El jueves 6 de febrero, Alejandro Gertz Manero entregó al Senado de la República su Plan de Persecución Penal. El documento expone los objetivos que busca lograr como titular de la Fiscalía General. Aunque tiene algunas virtudes, este texto revela una visión limitada del papel que deben jugar las autoridades federales de justicia en la tarea de pacificar al país.

El principal defecto del Plan de Persecución Penal Federal es haber dejado fuera de sus prioridades el combate a la violencia letal. No están en su mira el asesinato contra niños, niñas y adolescentes; tampoco están los homicidios contra mujeres y hombres. En resumen: no basta que las muertes violentas en México hayan tocado su punto histórico más alto, para convencer al Fiscal General de prestar algo de atención a su investigación y persecución. De los diez ejes delictivos que se identifican en el plan como prioritarios, el combate al homicidio simplemente no aparece.

La exclusión de la investigación de los homicidios por autoridades federarles no es nueva. El homicidio, desde hace mucho tiempo, se ha considerado como un delito del fuero común; es decir, un delito que debe ser investigado por los ministerios públicos de cada entidad federativa. Esto es un error.

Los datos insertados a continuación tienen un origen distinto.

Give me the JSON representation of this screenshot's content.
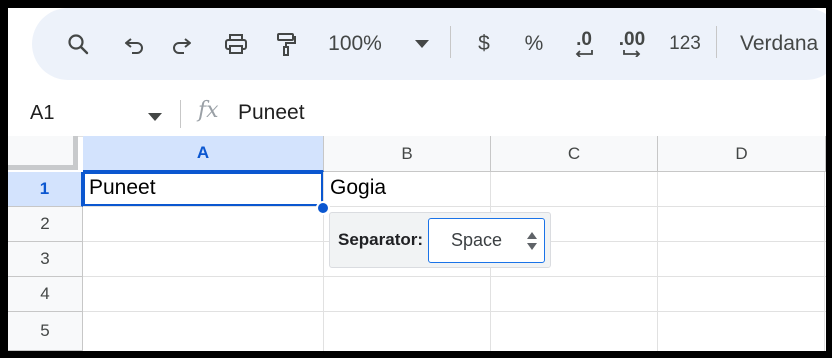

El criterio que acepta que los homicidios en el país son un asunto local es obsoleto. La dinámica de violencia en el país nos confirma que el homicidio, a gran escala, es usado por el crimen organizado como herramienta para controlar mercados ilegales. Urge reconocer que los homicidios están conectados a delitos federales de tráfico de droga, de armas y de personas, entre otros. Los patrones de comisión de homicidios en México trascienden fronteras de estados y son llevados a cabo por organizaciones criminales que tienen presencia nacional. No tiene nada de local una organización que produce, transporta y comercializa droga en distintos puntos del territorio, comete homicidios y lava dinero.

Para argumentar a favor de la persecución del homicidio como una prioridad nacional sirve usar las frases del propio Plan de Persecución Penal de la Fiscalía, cuando explica la propuesta “Unidades de Casos Transversales [delitos complejos sin detenido]”. Según esta, algunos delitos demandan investigación basada en “contexto, contemplando los factores y actores involucrados para identificar situaciones y personajes reiterativos que den cuenta de la estructura y modus operandi de las organizaciones criminales que cometen estos y otros ilícitos conexos”.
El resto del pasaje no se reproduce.